Mais chaque année, l’indice inclut des pays plus stables où des groupes criminels et politiques, des politiciens, des chefs d’entreprise et d’autres acteurs puissants ont recours à la violence pour faire taire les journalistes critiques et d’investigation. Le CPJ a constaté que la corruption, la faiblesse des institutions et l’absence de volonté politique de mener des enquêtes solides sont autant de facteurs à l’origine de l’impunité dans ces pays, qui comprennent le Pakistan, le Mexique et les Philippines.

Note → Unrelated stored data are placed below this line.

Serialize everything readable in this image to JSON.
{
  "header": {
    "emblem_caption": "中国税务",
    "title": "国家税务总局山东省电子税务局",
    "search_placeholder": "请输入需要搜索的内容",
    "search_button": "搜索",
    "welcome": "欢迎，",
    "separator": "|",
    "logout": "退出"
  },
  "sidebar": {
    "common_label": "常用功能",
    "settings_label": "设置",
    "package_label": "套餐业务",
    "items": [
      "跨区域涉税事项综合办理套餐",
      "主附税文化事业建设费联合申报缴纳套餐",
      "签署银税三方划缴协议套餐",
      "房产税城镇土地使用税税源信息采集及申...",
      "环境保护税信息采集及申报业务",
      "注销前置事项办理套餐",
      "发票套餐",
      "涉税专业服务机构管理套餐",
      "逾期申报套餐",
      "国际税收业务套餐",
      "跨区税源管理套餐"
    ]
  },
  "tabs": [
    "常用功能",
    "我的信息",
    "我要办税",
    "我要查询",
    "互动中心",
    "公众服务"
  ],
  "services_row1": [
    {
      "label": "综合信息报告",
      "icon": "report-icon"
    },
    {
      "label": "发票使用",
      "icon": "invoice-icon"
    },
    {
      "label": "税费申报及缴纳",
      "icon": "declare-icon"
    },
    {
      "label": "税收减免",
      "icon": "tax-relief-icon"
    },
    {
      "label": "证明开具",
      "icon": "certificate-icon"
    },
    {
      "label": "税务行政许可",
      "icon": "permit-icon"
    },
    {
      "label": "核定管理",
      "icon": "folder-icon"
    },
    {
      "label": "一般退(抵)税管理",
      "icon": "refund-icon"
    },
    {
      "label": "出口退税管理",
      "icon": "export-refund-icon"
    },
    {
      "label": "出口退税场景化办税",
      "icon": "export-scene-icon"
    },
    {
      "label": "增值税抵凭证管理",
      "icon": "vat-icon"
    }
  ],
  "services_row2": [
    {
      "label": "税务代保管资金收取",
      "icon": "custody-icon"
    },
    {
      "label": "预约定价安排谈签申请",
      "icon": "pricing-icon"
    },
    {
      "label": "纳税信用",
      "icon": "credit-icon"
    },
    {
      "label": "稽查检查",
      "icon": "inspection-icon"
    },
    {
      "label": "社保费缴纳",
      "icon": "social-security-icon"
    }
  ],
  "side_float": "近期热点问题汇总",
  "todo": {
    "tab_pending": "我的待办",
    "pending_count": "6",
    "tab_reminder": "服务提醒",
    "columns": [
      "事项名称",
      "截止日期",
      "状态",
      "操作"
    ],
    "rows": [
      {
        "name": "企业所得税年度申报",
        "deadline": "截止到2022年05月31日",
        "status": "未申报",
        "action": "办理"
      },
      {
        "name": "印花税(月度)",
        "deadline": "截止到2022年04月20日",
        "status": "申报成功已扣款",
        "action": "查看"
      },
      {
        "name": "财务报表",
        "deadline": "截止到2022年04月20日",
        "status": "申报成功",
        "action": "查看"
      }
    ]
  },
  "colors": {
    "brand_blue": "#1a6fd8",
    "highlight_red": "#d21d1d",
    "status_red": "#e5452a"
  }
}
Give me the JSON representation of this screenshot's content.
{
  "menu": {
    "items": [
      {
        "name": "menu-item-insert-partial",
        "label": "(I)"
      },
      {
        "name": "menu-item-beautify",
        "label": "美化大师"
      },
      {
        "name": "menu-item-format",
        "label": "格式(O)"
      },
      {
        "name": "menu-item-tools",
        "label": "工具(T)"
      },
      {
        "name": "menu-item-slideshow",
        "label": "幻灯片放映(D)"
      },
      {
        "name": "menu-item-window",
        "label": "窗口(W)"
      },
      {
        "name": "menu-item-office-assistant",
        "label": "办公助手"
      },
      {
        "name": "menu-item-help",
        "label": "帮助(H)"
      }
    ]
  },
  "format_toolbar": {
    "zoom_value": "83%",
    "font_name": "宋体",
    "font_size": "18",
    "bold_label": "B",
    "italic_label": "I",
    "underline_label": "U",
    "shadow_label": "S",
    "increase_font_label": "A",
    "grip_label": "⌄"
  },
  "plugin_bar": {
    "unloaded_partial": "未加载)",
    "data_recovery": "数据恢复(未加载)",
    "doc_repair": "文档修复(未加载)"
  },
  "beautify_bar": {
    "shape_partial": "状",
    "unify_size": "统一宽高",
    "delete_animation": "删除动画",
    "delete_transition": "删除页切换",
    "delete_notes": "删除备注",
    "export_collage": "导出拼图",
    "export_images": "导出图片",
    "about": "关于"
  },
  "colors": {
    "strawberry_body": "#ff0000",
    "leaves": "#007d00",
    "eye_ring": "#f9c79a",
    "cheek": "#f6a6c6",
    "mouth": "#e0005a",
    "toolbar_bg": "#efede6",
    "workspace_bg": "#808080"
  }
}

Au Pakistan, cette année, un développement juridique surprenant – bien qu’il n’affecte pas directement l’indice d’impunité 2020 – a montré que même les affaires de meurtre que l’on pensait depuis longtemps résolues peuvent être renversées.
Le 2 avril, la Haute Cour du Sind a annulé les condamnations pour meurtre de quatre hommes accusés de l’assassinat en 2002 du journaliste du Wall Street Journal Daniel Pearl. La décision a déclaré Ahmed Omar Saeed Sheikh, qui avait été condamné à mort auparavant, coupable seulement d’avoir enlevé Pearl et a réduit sa peine à sept ans, qu’il a déjà purgés. La famille Pearl et le gouvernement provincial du Sind ont fait appel et, selon des articles de presse, les quatre hommes étaient toujours emprisonnés à la fin du mois de septembre.
Comme l’a écrit le directeur exécutif du CPJ, Joel Simon, dans la Columbia Journalism Review, libérer ces hommes « serait un revers dévastateur pour la justice et enverrait également un message dangereux aux militants djihadistes au Pakistan et dans le monde entier, qui ont systématiquement pris pour cible les journalistes au cours des 18 années qui ont suivi l’assassinat de Pearl ».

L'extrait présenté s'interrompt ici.